Potassium-driven pathway modulation in CO₂ hydrogenation: Tuning ethanol and liquid fuels synthesis over FeCuAl catalysts

This study explored the influence of potassium (K) loading on CO₂ hydrogenation, with an emphasis on modulating products selectivities towards C₅₊ hydrocarbons and ethanol. A series of K(x)/FeCuAl catalysts were synthesized using a co-precipitation method, enabling precise control over K loading. The results demonstrated that K plays a critical role in modifying the catalytic pathway, enhancing C₅₊ hydrocarbon selectivity while concurrent regulating ethanol production.
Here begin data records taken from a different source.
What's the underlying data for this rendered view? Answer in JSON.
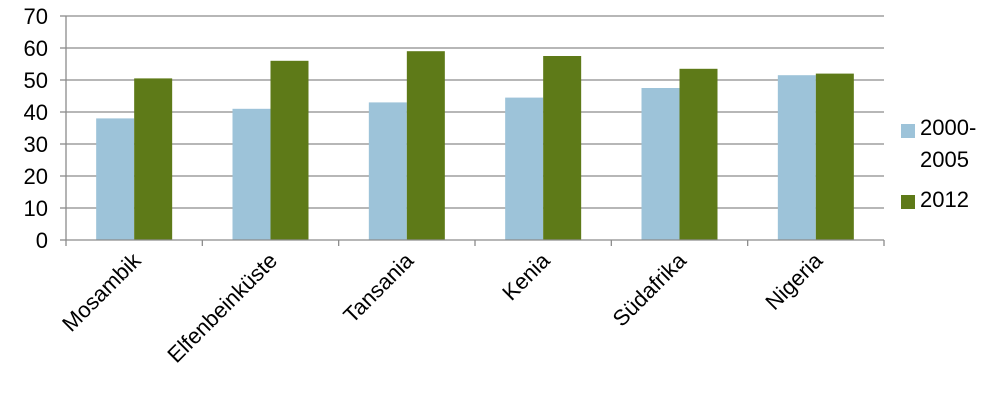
{
  "chart_data": {
    "type": "bar",
    "title": "",
    "xlabel": "",
    "ylabel": "",
    "categories": [
      "Mosambik",
      "Elfenbeinküste",
      "Tansania",
      "Kenia",
      "Südafrika",
      "Nigeria"
    ],
    "series": [
      {
        "name": "2000-2005",
        "legend_lines": [
          "2000-",
          "2005"
        ],
        "values": [
          38,
          41,
          43,
          44.5,
          47.5,
          51.5
        ],
        "color": "#9DC3D9"
      },
      {
        "name": "2012",
        "legend_lines": [
          "2012"
        ],
        "values": [
          50.5,
          56,
          59,
          57.5,
          53.5,
          52
        ],
        "color": "#5E7A18"
      }
    ],
    "ylim": [
      0,
      70
    ],
    "yticks": [
      0,
      10,
      20,
      30,
      40,
      50,
      60,
      70
    ],
    "grid": true,
    "legend_position": "right"
  }
}
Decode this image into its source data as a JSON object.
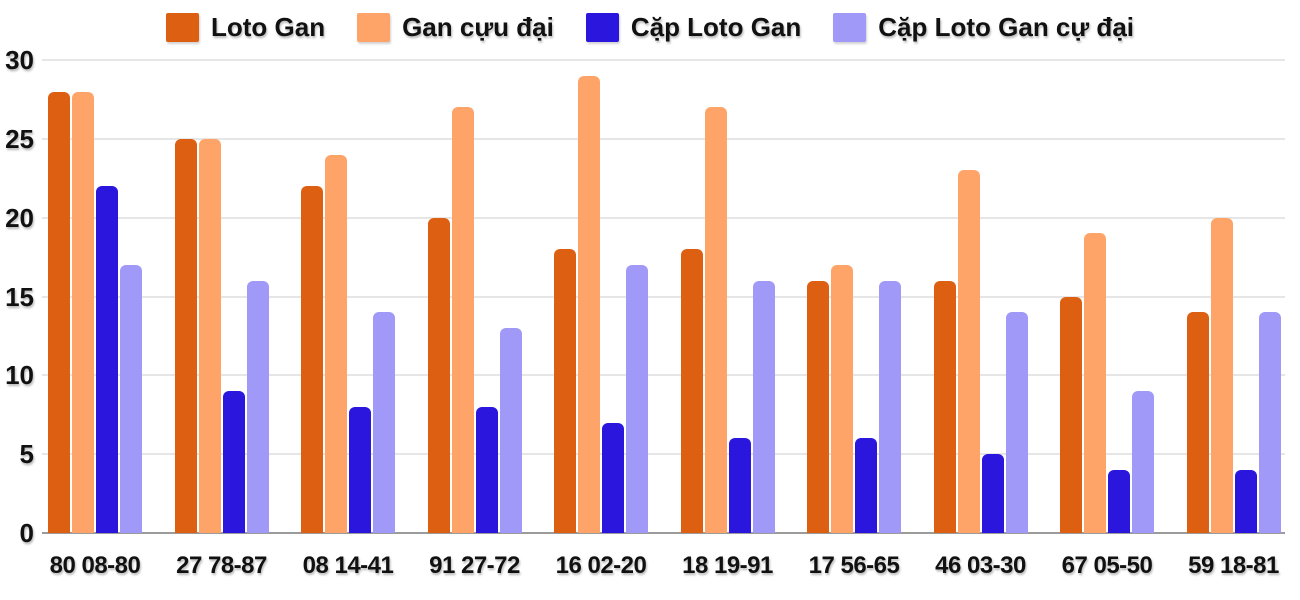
{
  "chart_data": {
    "type": "bar",
    "title": "",
    "xlabel": "",
    "ylabel": "",
    "categories": [
      "80 08-80",
      "27 78-87",
      "08 14-41",
      "91 27-72",
      "16 02-20",
      "18 19-91",
      "17 56-65",
      "46 03-30",
      "67 05-50",
      "59 18-81"
    ],
    "series": [
      {
        "name": "Loto Gan",
        "color": "#dd5f12",
        "values": [
          28,
          25,
          22,
          20,
          18,
          18,
          16,
          16,
          15,
          14
        ]
      },
      {
        "name": "Gan cựu đại",
        "color": "#ffa468",
        "values": [
          28,
          25,
          24,
          27,
          29,
          27,
          17,
          23,
          19,
          20
        ]
      },
      {
        "name": "Cặp Loto Gan",
        "color": "#2a16dd",
        "values": [
          22,
          9,
          8,
          8,
          7,
          6,
          6,
          5,
          4,
          4
        ]
      },
      {
        "name": "Cặp Loto Gan cự đại",
        "color": "#a099f7",
        "values": [
          17,
          16,
          14,
          13,
          17,
          16,
          16,
          14,
          9,
          14
        ]
      }
    ],
    "ylim": [
      0,
      30
    ],
    "yticks": [
      0,
      5,
      10,
      15,
      20,
      25,
      30
    ],
    "grid": true,
    "legend_position": "top",
    "colors": {
      "grid": "#e6e6e6",
      "axis_line": "#9b9b9b",
      "label": "#111111",
      "background": "#ffffff"
    }
  }
}
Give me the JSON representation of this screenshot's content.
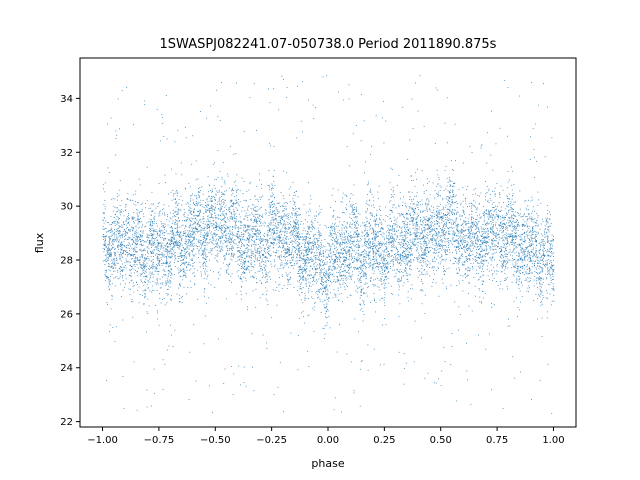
{
  "chart_data": {
    "type": "scatter",
    "title": "1SWASPJ082241.07-050738.0 Period 2011890.875s",
    "xlabel": "phase",
    "ylabel": "flux",
    "xlim": [
      -1.1,
      1.1
    ],
    "ylim": [
      21.8,
      35.5
    ],
    "xticks": [
      -1.0,
      -0.75,
      -0.5,
      -0.25,
      0.0,
      0.25,
      0.5,
      0.75,
      1.0
    ],
    "xtick_labels": [
      "−1.00",
      "−0.75",
      "−0.50",
      "−0.25",
      "0.00",
      "0.25",
      "0.50",
      "0.75",
      "1.00"
    ],
    "yticks": [
      22,
      24,
      26,
      28,
      30,
      32,
      34
    ],
    "ytick_labels": [
      "22",
      "24",
      "26",
      "28",
      "30",
      "32",
      "34"
    ],
    "grid": false,
    "marker_color": "#1f77b4",
    "phase_range": [
      -1.0,
      1.0
    ],
    "series": [
      {
        "profile": [
          {
            "x": -1.0,
            "y": 28.9
          },
          {
            "x": -0.95,
            "y": 28.3
          },
          {
            "x": -0.9,
            "y": 28.9
          },
          {
            "x": -0.85,
            "y": 28.3
          },
          {
            "x": -0.8,
            "y": 28.4
          },
          {
            "x": -0.75,
            "y": 28.2
          },
          {
            "x": -0.7,
            "y": 28.6
          },
          {
            "x": -0.65,
            "y": 28.6
          },
          {
            "x": -0.6,
            "y": 29.1
          },
          {
            "x": -0.55,
            "y": 29.2
          },
          {
            "x": -0.5,
            "y": 29.4
          },
          {
            "x": -0.45,
            "y": 29.3
          },
          {
            "x": -0.4,
            "y": 28.7
          },
          {
            "x": -0.35,
            "y": 28.6
          },
          {
            "x": -0.3,
            "y": 28.7
          },
          {
            "x": -0.25,
            "y": 29.0
          },
          {
            "x": -0.2,
            "y": 29.0
          },
          {
            "x": -0.15,
            "y": 28.6
          },
          {
            "x": -0.1,
            "y": 28.2
          },
          {
            "x": -0.05,
            "y": 28.0
          },
          {
            "x": 0.0,
            "y": 27.6
          },
          {
            "x": 0.05,
            "y": 28.4
          },
          {
            "x": 0.1,
            "y": 28.6
          },
          {
            "x": 0.15,
            "y": 28.3
          },
          {
            "x": 0.2,
            "y": 28.4
          },
          {
            "x": 0.25,
            "y": 28.3
          },
          {
            "x": 0.3,
            "y": 28.6
          },
          {
            "x": 0.35,
            "y": 28.7
          },
          {
            "x": 0.4,
            "y": 29.0
          },
          {
            "x": 0.45,
            "y": 28.9
          },
          {
            "x": 0.5,
            "y": 29.2
          },
          {
            "x": 0.55,
            "y": 29.4
          },
          {
            "x": 0.6,
            "y": 28.8
          },
          {
            "x": 0.65,
            "y": 28.7
          },
          {
            "x": 0.7,
            "y": 28.9
          },
          {
            "x": 0.75,
            "y": 29.0
          },
          {
            "x": 0.8,
            "y": 29.0
          },
          {
            "x": 0.85,
            "y": 28.5
          },
          {
            "x": 0.9,
            "y": 28.4
          },
          {
            "x": 0.95,
            "y": 28.2
          },
          {
            "x": 1.0,
            "y": 27.8
          }
        ],
        "scatter_sd": 1.1,
        "n_points": 9000,
        "outlier_fraction": 0.05,
        "outlier_range": [
          22.3,
          34.9
        ]
      }
    ]
  }
}
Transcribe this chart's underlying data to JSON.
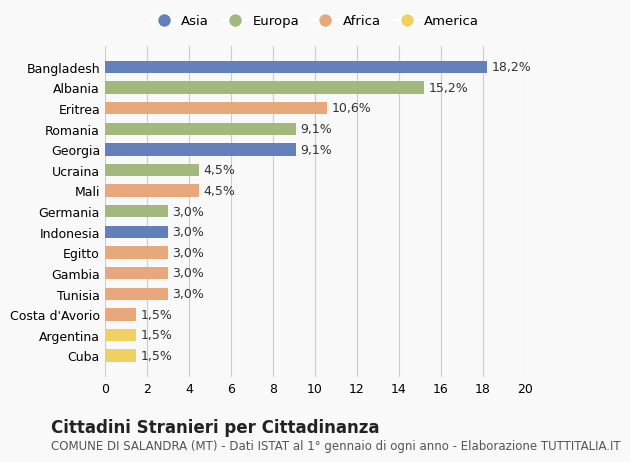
{
  "categories": [
    "Cuba",
    "Argentina",
    "Costa d'Avorio",
    "Tunisia",
    "Gambia",
    "Egitto",
    "Indonesia",
    "Germania",
    "Mali",
    "Ucraina",
    "Georgia",
    "Romania",
    "Eritrea",
    "Albania",
    "Bangladesh"
  ],
  "values": [
    1.5,
    1.5,
    1.5,
    3.0,
    3.0,
    3.0,
    3.0,
    3.0,
    4.5,
    4.5,
    9.1,
    9.1,
    10.6,
    15.2,
    18.2
  ],
  "continents": [
    "America",
    "America",
    "Africa",
    "Africa",
    "Africa",
    "Africa",
    "Asia",
    "Europa",
    "Africa",
    "Europa",
    "Asia",
    "Europa",
    "Africa",
    "Europa",
    "Asia"
  ],
  "colors": {
    "Asia": "#6380bb",
    "Europa": "#a3b87c",
    "Africa": "#e8a87c",
    "America": "#f0d060"
  },
  "legend_order": [
    "Asia",
    "Europa",
    "Africa",
    "America"
  ],
  "title": "Cittadini Stranieri per Cittadinanza",
  "subtitle": "COMUNE DI SALANDRA (MT) - Dati ISTAT al 1° gennaio di ogni anno - Elaborazione TUTTITALIA.IT",
  "xlim": [
    0,
    20
  ],
  "xticks": [
    0,
    2,
    4,
    6,
    8,
    10,
    12,
    14,
    16,
    18,
    20
  ],
  "background_color": "#f9f9f9",
  "bar_height": 0.6,
  "label_fontsize": 9,
  "tick_fontsize": 9,
  "title_fontsize": 12,
  "subtitle_fontsize": 8.5
}
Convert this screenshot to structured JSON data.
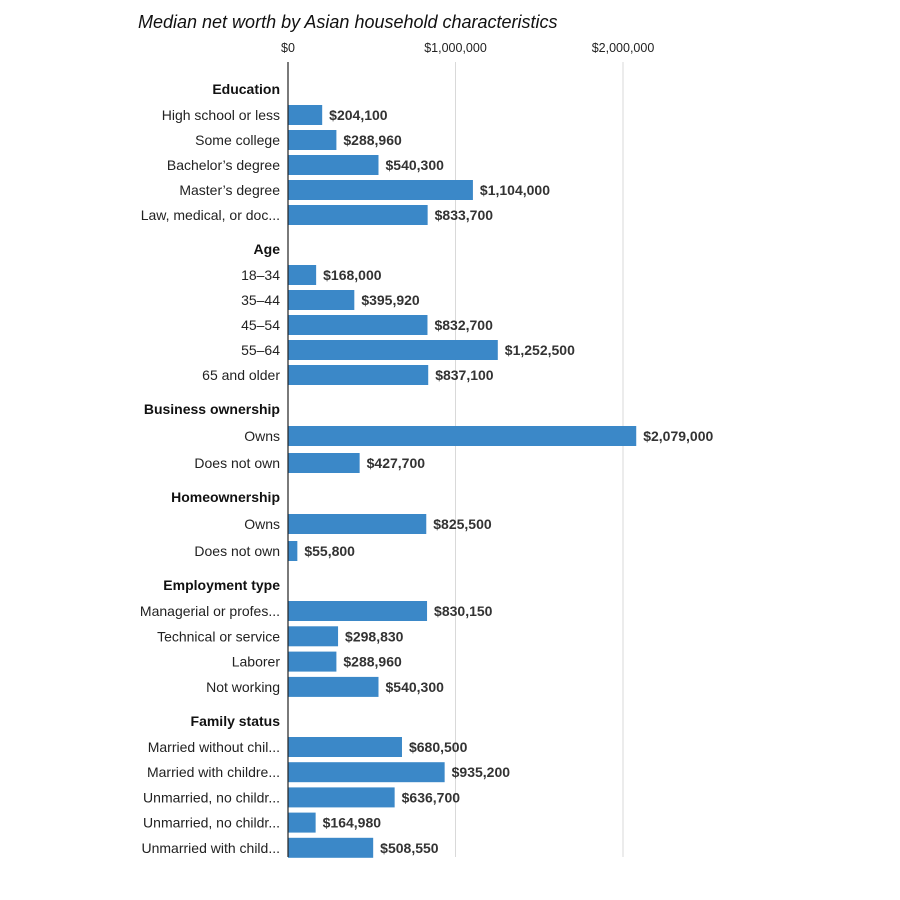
{
  "chart_data": {
    "type": "bar",
    "orientation": "horizontal",
    "title": "Median net worth by Asian household characteristics",
    "xlim": [
      0,
      2500000
    ],
    "x_ticks": [
      {
        "value": 0,
        "label": "$0"
      },
      {
        "value": 1000000,
        "label": "$1,000,000"
      },
      {
        "value": 2000000,
        "label": "$2,000,000"
      }
    ],
    "grid": true,
    "color": "#3b88c8",
    "groups": [
      {
        "name": "Education",
        "items": [
          {
            "label": "High school or less",
            "value": 204100,
            "value_label": "$204,100"
          },
          {
            "label": "Some college",
            "value": 288960,
            "value_label": "$288,960"
          },
          {
            "label": "Bachelor’s degree",
            "value": 540300,
            "value_label": "$540,300"
          },
          {
            "label": "Master’s degree",
            "value": 1104000,
            "value_label": "$1,104,000"
          },
          {
            "label": "Law, medical, or doc...",
            "value": 833700,
            "value_label": "$833,700"
          }
        ]
      },
      {
        "name": "Age",
        "items": [
          {
            "label": "18–34",
            "value": 168000,
            "value_label": "$168,000"
          },
          {
            "label": "35–44",
            "value": 395920,
            "value_label": "$395,920"
          },
          {
            "label": "45–54",
            "value": 832700,
            "value_label": "$832,700"
          },
          {
            "label": "55–64",
            "value": 1252500,
            "value_label": "$1,252,500"
          },
          {
            "label": "65 and older",
            "value": 837100,
            "value_label": "$837,100"
          }
        ]
      },
      {
        "name": "Business ownership",
        "items": [
          {
            "label": "Owns",
            "value": 2079000,
            "value_label": "$2,079,000"
          },
          {
            "label": "Does not own",
            "value": 427700,
            "value_label": "$427,700"
          }
        ]
      },
      {
        "name": "Homeownership",
        "items": [
          {
            "label": "Owns",
            "value": 825500,
            "value_label": "$825,500"
          },
          {
            "label": "Does not own",
            "value": 55800,
            "value_label": "$55,800"
          }
        ]
      },
      {
        "name": "Employment type",
        "items": [
          {
            "label": "Managerial or profes...",
            "value": 830150,
            "value_label": "$830,150"
          },
          {
            "label": "Technical or service",
            "value": 298830,
            "value_label": "$298,830"
          },
          {
            "label": "Laborer",
            "value": 288960,
            "value_label": "$288,960"
          },
          {
            "label": "Not working",
            "value": 540300,
            "value_label": "$540,300"
          }
        ]
      },
      {
        "name": "Family status",
        "items": [
          {
            "label": "Married without chil...",
            "value": 680500,
            "value_label": "$680,500"
          },
          {
            "label": "Married with childre...",
            "value": 935200,
            "value_label": "$935,200"
          },
          {
            "label": "Unmarried, no childr...",
            "value": 636700,
            "value_label": "$636,700"
          },
          {
            "label": "Unmarried, no childr...",
            "value": 164980,
            "value_label": "$164,980"
          },
          {
            "label": "Unmarried with child...",
            "value": 508550,
            "value_label": "$508,550"
          }
        ]
      }
    ]
  }
}
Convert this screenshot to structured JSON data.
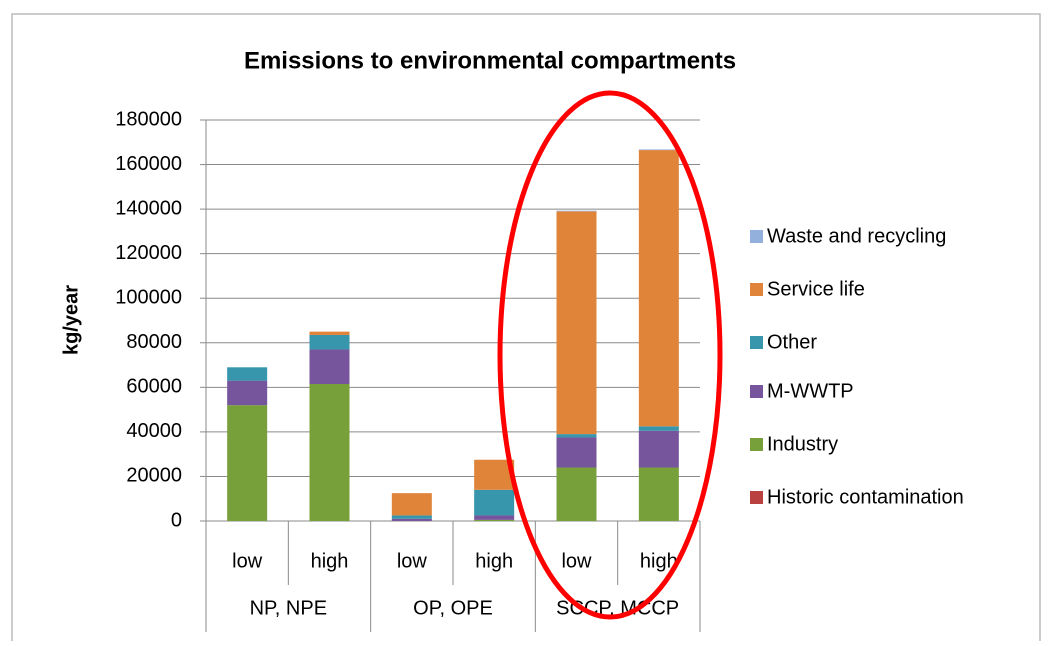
{
  "chart_data": {
    "type": "stacked_bar",
    "title": "Emissions to environmental compartments",
    "y_label": "kg/year",
    "groups": [
      {
        "label": "NP, NPE",
        "categories": [
          "low",
          "high"
        ]
      },
      {
        "label": "OP, OPE",
        "categories": [
          "low",
          "high"
        ]
      },
      {
        "label": "SCCP, MCCP",
        "categories": [
          "low",
          "high"
        ]
      }
    ],
    "series": [
      {
        "name": "Historic contamination",
        "color": "#b9413f",
        "values": [
          0,
          0,
          0,
          0,
          0,
          0
        ]
      },
      {
        "name": "Industry",
        "color": "#77a03a",
        "values": [
          52000,
          61500,
          0,
          500,
          24000,
          24000
        ]
      },
      {
        "name": "M-WWTP",
        "color": "#76559c",
        "values": [
          11000,
          15500,
          1000,
          2000,
          13500,
          16500
        ]
      },
      {
        "name": "Other",
        "color": "#3795ac",
        "values": [
          6000,
          6500,
          1500,
          11500,
          1500,
          2000
        ]
      },
      {
        "name": "Service life",
        "color": "#e0843a",
        "values": [
          0,
          1500,
          10000,
          13500,
          100000,
          124000
        ]
      },
      {
        "name": "Waste and recycling",
        "color": "#93afdc",
        "values": [
          0,
          0,
          0,
          0,
          300,
          300
        ]
      }
    ],
    "ylim": [
      0,
      180000
    ],
    "yticks": [
      0,
      20000,
      40000,
      60000,
      80000,
      100000,
      120000,
      140000,
      160000,
      180000
    ],
    "grid": true,
    "legend": "right"
  }
}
Specifically, moderate K loading (1.6 wt%) yielded the highest ethanol space-time yield (STY) of 603 g_AcHkg_cat⁻¹h⁻¹, whereas increased K loading (3.5 wt%) favored C₅₊ hydrocarbon production, achieving a maximum STY of 632 g_fuelkg_cat⁻¹h⁻¹. Comprehensive characterization using XPS, Mössbauer spectra and in-situ DRIFT spectra revealed that K loading altering the chemical environment on the catalyst surface, thereby influencing the CO₂ hydrogenation pathway by balancing carbon chain growth and C-C coupling between oxygenated compounds. This study highlights the potential of K loading manipulation to precisely control product distribution in CO₂ hydrogenation, providing a viable pathway for optimizing catalyst performance for targeted chemical synthesis.